Normalisasi Sungai di Cabangbungin: Perbaikan Irigasi dan Pencegahan Banjir
Program normalisasi sungai di Kecamatan Cabangbungin, Kabupaten Bekasi, menargetkan tiga kali vital: Kali BTB, Kali Srengseng Hilir, dan Kali Butek. Ketiga kali ini merupakan urat nadi pengairan sawah di delapan desa setempat.
Pengerukan dan pelebaran alur sungai bertujuan meningkatkan efisiensi distribusi air untuk pertanian. Hal ini diharapkan dapat mengurangi risiko banjir yang sering terjadi di musim hujan.
Progres Normalisasi dan Dampak Positif Bagi Petani
Camat Cabangbungin, Mirtono Suherianto, melaporkan progres yang menggembirakan. Kali Srengseng Hilir hampir selesai 100 persen.
Kali BTB telah mencapai 70 persen, sementara Kali Butek sekitar 50 persen.
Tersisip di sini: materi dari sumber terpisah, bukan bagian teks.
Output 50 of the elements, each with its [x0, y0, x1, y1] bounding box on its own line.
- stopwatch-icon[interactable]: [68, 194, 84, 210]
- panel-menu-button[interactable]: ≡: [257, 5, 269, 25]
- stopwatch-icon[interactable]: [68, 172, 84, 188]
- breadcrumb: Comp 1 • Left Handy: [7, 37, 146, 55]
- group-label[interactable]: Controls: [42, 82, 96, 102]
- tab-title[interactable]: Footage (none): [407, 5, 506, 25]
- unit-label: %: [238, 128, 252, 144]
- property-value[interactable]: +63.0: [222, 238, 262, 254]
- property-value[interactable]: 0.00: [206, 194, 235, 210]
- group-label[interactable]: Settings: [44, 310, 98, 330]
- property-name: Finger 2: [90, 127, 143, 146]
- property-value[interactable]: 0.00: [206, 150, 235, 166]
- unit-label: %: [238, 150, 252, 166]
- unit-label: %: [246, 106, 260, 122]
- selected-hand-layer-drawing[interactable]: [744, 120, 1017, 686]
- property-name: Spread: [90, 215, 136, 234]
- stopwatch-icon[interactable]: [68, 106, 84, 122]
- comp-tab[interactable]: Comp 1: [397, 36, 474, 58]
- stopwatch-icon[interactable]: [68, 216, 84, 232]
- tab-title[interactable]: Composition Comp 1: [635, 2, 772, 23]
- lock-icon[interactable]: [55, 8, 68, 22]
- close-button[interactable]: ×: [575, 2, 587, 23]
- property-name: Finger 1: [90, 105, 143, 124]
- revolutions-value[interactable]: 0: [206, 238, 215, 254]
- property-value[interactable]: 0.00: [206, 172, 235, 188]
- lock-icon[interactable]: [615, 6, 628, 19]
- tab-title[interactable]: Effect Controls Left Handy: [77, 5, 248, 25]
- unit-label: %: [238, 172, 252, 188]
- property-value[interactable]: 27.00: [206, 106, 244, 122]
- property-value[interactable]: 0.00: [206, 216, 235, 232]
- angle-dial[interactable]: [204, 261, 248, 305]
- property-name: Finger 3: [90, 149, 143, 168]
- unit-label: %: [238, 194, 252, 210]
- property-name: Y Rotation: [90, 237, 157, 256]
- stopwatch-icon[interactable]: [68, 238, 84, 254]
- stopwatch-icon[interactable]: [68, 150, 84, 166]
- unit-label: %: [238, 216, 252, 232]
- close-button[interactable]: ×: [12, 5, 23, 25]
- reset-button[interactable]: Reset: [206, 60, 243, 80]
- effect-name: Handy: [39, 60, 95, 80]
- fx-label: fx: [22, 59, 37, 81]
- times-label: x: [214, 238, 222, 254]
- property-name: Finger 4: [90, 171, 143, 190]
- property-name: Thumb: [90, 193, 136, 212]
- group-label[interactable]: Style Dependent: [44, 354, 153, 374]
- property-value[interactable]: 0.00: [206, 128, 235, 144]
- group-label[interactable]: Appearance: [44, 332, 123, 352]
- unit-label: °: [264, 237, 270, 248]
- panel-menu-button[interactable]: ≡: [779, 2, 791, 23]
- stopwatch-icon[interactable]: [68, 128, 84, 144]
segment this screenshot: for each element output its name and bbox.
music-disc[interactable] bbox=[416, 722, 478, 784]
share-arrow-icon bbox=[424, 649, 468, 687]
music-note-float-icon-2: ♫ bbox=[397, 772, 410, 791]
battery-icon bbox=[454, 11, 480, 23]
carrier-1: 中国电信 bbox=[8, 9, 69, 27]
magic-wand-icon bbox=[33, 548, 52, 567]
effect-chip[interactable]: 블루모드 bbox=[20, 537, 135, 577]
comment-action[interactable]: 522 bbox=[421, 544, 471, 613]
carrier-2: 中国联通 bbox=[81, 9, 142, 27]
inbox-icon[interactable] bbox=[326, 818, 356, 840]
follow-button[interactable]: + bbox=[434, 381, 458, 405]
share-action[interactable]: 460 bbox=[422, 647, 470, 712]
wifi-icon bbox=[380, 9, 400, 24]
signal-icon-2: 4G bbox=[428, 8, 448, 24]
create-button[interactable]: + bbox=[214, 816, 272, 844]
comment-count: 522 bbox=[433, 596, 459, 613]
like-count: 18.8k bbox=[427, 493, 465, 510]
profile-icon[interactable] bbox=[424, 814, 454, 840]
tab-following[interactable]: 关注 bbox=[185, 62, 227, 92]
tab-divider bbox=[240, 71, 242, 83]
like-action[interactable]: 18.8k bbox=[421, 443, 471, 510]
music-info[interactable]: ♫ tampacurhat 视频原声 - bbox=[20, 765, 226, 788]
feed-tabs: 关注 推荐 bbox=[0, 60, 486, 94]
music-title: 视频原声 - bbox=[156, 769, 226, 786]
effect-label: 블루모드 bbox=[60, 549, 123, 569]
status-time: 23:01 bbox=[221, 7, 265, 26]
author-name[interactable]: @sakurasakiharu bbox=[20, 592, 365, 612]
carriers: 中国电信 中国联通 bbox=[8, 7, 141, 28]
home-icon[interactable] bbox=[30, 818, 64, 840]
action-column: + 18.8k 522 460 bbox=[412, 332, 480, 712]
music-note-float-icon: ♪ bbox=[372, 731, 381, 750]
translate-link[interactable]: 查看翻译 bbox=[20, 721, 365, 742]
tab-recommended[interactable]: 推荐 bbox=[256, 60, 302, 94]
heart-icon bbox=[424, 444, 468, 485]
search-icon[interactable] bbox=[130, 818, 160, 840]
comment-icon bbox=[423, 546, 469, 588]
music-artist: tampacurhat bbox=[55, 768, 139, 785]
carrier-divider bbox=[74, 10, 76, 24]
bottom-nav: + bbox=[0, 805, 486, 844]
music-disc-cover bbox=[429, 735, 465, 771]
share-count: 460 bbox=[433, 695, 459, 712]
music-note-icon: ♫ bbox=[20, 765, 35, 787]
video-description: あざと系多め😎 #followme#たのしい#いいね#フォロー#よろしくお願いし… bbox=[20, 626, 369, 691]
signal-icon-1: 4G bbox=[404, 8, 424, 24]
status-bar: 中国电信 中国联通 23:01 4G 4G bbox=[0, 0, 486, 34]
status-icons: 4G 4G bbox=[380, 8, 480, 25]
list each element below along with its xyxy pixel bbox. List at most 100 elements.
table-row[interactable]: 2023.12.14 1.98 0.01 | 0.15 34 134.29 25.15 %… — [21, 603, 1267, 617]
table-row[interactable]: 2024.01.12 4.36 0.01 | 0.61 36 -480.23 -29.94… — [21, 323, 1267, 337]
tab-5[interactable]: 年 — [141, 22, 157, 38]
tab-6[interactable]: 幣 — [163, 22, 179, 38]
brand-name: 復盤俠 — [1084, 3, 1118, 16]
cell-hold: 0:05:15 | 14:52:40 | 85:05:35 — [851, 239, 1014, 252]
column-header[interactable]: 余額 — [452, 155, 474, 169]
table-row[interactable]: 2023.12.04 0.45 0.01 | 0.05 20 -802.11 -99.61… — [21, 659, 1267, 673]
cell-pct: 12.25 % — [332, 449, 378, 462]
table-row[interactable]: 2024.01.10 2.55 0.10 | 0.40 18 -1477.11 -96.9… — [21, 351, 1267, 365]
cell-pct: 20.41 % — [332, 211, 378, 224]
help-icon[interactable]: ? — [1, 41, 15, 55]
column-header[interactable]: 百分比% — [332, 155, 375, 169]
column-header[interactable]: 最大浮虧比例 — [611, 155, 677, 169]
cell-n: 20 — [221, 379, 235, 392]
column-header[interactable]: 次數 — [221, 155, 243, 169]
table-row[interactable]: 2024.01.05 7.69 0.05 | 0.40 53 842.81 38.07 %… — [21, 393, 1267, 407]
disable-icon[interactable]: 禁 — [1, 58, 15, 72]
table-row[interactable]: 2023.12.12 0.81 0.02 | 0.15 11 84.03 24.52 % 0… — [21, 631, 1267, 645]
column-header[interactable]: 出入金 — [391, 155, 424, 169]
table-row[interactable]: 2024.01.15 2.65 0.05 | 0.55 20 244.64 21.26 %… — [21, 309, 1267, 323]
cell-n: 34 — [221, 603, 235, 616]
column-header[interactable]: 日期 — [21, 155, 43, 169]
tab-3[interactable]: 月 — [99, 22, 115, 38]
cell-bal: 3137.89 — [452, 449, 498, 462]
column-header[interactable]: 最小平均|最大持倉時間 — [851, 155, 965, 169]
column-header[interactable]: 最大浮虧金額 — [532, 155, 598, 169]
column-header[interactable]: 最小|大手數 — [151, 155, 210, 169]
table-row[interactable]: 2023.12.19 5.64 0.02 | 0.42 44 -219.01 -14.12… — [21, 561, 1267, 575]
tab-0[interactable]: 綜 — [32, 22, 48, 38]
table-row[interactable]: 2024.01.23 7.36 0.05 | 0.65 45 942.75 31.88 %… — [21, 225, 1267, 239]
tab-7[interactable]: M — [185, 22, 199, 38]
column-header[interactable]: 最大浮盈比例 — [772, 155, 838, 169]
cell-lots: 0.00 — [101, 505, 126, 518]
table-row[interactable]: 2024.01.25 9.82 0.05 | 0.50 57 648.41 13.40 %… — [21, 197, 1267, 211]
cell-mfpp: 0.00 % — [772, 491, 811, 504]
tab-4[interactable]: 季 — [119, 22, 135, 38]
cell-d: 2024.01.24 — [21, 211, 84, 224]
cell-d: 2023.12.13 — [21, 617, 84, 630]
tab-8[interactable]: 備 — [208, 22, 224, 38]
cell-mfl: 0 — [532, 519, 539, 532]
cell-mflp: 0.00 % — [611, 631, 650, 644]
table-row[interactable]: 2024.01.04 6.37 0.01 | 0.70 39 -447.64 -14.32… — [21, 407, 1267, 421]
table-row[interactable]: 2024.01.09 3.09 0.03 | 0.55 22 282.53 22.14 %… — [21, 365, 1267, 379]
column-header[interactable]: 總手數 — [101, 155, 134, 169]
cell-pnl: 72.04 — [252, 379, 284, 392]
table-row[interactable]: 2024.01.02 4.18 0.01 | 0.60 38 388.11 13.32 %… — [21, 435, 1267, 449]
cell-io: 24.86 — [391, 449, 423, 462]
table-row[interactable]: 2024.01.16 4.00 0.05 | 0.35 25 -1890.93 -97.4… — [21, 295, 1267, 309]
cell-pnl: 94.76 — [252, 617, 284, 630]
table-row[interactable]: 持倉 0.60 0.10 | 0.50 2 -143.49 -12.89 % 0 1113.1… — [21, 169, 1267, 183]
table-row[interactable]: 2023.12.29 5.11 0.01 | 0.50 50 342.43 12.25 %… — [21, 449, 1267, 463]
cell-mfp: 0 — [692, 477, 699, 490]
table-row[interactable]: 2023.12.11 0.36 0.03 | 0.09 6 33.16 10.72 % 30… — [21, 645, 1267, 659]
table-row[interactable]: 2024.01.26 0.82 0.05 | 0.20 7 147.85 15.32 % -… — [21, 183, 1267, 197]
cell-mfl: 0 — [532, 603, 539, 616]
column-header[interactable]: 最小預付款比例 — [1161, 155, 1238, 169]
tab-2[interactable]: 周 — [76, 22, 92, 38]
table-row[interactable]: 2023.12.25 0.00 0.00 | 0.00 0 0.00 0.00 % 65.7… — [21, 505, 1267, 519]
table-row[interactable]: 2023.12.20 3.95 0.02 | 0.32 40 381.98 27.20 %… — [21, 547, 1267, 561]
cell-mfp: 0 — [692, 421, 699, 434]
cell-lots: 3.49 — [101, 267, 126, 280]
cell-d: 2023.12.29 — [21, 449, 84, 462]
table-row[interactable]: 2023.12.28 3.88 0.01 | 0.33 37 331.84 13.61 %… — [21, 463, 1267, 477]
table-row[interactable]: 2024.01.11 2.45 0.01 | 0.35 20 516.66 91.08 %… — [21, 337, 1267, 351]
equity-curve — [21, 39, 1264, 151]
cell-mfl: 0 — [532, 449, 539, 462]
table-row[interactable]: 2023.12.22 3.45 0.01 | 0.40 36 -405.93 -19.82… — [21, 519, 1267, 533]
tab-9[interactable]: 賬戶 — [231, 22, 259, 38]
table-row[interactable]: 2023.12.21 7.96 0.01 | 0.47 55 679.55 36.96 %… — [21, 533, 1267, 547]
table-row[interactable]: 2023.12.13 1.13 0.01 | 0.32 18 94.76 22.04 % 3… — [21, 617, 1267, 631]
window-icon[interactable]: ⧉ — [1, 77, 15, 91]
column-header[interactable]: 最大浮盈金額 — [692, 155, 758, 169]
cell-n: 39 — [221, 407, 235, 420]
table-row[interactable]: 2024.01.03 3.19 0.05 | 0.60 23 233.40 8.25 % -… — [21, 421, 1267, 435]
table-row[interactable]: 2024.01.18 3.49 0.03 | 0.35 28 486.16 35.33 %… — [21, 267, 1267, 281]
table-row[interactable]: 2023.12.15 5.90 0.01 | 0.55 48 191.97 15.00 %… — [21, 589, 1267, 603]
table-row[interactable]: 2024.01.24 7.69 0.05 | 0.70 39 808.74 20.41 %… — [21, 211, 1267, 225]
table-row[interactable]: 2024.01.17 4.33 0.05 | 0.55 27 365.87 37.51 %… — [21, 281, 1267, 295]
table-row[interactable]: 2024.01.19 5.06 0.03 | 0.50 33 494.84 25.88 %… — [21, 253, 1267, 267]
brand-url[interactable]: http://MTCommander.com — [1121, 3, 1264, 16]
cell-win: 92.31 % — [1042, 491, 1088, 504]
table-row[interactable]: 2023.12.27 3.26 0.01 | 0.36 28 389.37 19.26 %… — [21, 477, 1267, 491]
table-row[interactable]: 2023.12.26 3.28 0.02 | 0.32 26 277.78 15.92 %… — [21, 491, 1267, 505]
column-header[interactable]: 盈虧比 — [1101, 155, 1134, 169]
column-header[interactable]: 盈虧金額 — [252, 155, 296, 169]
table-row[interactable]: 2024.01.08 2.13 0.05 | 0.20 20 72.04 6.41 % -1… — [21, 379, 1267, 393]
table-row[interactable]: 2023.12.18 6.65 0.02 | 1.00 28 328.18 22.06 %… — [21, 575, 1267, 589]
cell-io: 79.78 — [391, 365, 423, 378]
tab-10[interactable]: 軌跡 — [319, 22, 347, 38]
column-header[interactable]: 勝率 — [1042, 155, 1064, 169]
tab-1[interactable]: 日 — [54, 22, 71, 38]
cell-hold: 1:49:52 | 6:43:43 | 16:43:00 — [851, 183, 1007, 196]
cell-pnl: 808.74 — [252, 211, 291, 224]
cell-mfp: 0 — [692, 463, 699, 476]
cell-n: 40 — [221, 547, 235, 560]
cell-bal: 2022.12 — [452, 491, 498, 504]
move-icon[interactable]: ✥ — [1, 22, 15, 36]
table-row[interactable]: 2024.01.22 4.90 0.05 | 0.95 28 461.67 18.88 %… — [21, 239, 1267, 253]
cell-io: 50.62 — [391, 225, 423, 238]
Keberhasilan ini berdampak langsung pada lebih dari 2.500 hektar lahan pertanian.
Peningkatan Intensitas Tanam
Normalisasi sungai diprediksi mampu meningkatkan intensitas tanam hingga dua atau tiga kali setahun. Hal ini akan meningkatkan produktivitas pertanian dan pendapatan petani.
Petani setempat, Sarino, Kepala Desa Setiajaya sekaligus Ketua GP3A Mitra Cai Idaman, mengatakan normalisasi Kali BTB telah memberi dampak signifikan. Lebih dari 10 kilometer saluran air berhasil dinormalisasi.
Potensi Hasil Panen Meningkat
Kali BTB kini mampu mengairi lebih dari 1.000 hektar sawah di lima desa. Dengan pasokan air yang lancar, potensi hasil panen diperkirakan mencapai 7 ton per hektar. Hal ini akan meningkatkan kesejahteraan petani secara signifikan.
Langkah Preventif Bencana Hidrometeorologi
Program normalisasi sungai ini bukan hanya meningkatkan produktivitas pertanian. Ia juga berfungsi sebagai langkah preventif terhadap bencana hidrometeorologi, khususnya banjir di daerah hilir.
Dengan sistem irigasi yang lebih baik, risiko banjir dapat diminimalisir. Program ini memberikan perlindungan bagi masyarakat dan aset pertanian dari dampak buruk cuaca ekstrim.
Dukungan Pemerintah Daerah
Pemerintah Kabupaten Bekasi dan Dinas Sumber Daya Air, Bina Marga, dan Bina Konstruksi (SDABMBK) mendapatkan apresiasi atas komitmennya dalam mendukung program ini. Dukungan tersebut berupa pendanaan dan pengawasan proyek.
Keberhasilan program ini tak lepas dari peran serta semua pihak, termasuk pemerintah desa dan masyarakat. Partisipasi aktif masyarakat sangat penting untuk keberlanjutan program.
Program normalisasi sungai di Kecamatan Cabangbungin merupakan contoh nyata kolaborasi pemerintah dan masyarakat dalam mengelola sumber daya air secara berkelanjutan. Harapannya, program ini dapat direplikasi di daerah lain untuk meningkatkan kesejahteraan petani dan mengurangi risiko bencana. Keberlanjutan program ini sangat penting untuk memastikan manfaat jangka panjang bagi masyarakat.